The issue i am facing is that, these events take sometime to get triggered, hence when i run the code, all i see the result change only on the last element. And not the intermediates.

$.each($("#styles a"), function(){
    console.log("picked up " + $(this));
    setTimeout(qwe($(this)), 2000);
});

function qwe(obj) {
    console.log(obj.attr("id"));
    $.when(obj.trigger("mouseover").trigger("click").trigger("mouseout"))
        .then(function () {
            console.log("Changing Result Value" + $("#textTag").text());
        });
}

Is there way to chain these events sequentially i.e.
Second Element's events should be trigged only when the trigger action of the first elements is complete. i tried searching over SO, but mostly articles revolve around triggering only single event.
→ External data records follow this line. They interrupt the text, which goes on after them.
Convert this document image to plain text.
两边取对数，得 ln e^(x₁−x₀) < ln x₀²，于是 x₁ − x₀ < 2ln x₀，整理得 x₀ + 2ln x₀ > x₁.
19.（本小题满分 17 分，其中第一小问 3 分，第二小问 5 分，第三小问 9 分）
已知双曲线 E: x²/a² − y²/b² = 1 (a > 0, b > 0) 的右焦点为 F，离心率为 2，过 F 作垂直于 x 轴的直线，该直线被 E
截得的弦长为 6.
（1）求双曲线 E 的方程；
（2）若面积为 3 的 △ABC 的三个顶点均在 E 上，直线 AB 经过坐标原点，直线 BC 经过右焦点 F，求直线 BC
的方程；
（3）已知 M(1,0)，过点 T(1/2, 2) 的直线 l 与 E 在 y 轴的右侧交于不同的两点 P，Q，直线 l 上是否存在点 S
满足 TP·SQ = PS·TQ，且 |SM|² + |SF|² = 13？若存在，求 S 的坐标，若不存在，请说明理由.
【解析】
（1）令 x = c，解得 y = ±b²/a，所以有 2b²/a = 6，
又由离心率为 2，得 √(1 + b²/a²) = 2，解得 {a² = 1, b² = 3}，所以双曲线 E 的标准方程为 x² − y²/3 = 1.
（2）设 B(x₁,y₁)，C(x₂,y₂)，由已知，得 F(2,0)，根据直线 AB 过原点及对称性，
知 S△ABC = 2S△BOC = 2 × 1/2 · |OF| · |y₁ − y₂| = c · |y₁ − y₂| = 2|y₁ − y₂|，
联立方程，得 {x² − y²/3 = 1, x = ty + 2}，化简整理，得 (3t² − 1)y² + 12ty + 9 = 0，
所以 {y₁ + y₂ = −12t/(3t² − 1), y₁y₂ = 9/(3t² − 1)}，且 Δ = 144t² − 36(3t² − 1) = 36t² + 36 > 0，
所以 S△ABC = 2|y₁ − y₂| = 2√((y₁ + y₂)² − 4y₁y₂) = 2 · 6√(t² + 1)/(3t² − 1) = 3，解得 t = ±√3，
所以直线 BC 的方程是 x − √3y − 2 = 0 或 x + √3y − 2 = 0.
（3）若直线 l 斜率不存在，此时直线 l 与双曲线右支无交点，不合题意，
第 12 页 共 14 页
Thanks

Bowdlerize answered 15/6, 2013 at 14:4 Comment(2)
I'm guessing jQuery's .trigger() doesn't return a promise, and even if it did, there's no way to know when the event handlers finish, as you could have put anything in there, and there is no callback ?Probity
i have not put any callbacks yet. on googling, found this kind of functionality is more close to running automated test cases. due to the constraint i will have to run via jquery. this will have to run on third party sites, so i cannot guarantee callbacks in the impl of the eventhandlesBowdlerize
S
0

Create $.Deferred objects for each part of the chain, then bind them to be resolved when the events are actually triggered:

callbacks = [$.Deferred(), $.Deferred(), $.Deferred()];
obj.on('mouseover', callbacks[0].resolve);
obj.on('click', callbacks[1].resolve);
obj.on('mouseout', callbacks[2].resolve);
$.when(callbacks).done(function() { console.log('all three have fired'); });

You'd need additional logic to ensure that the order is preserved -- perhaps by using 'reject' if click isn't triggered before mouseout.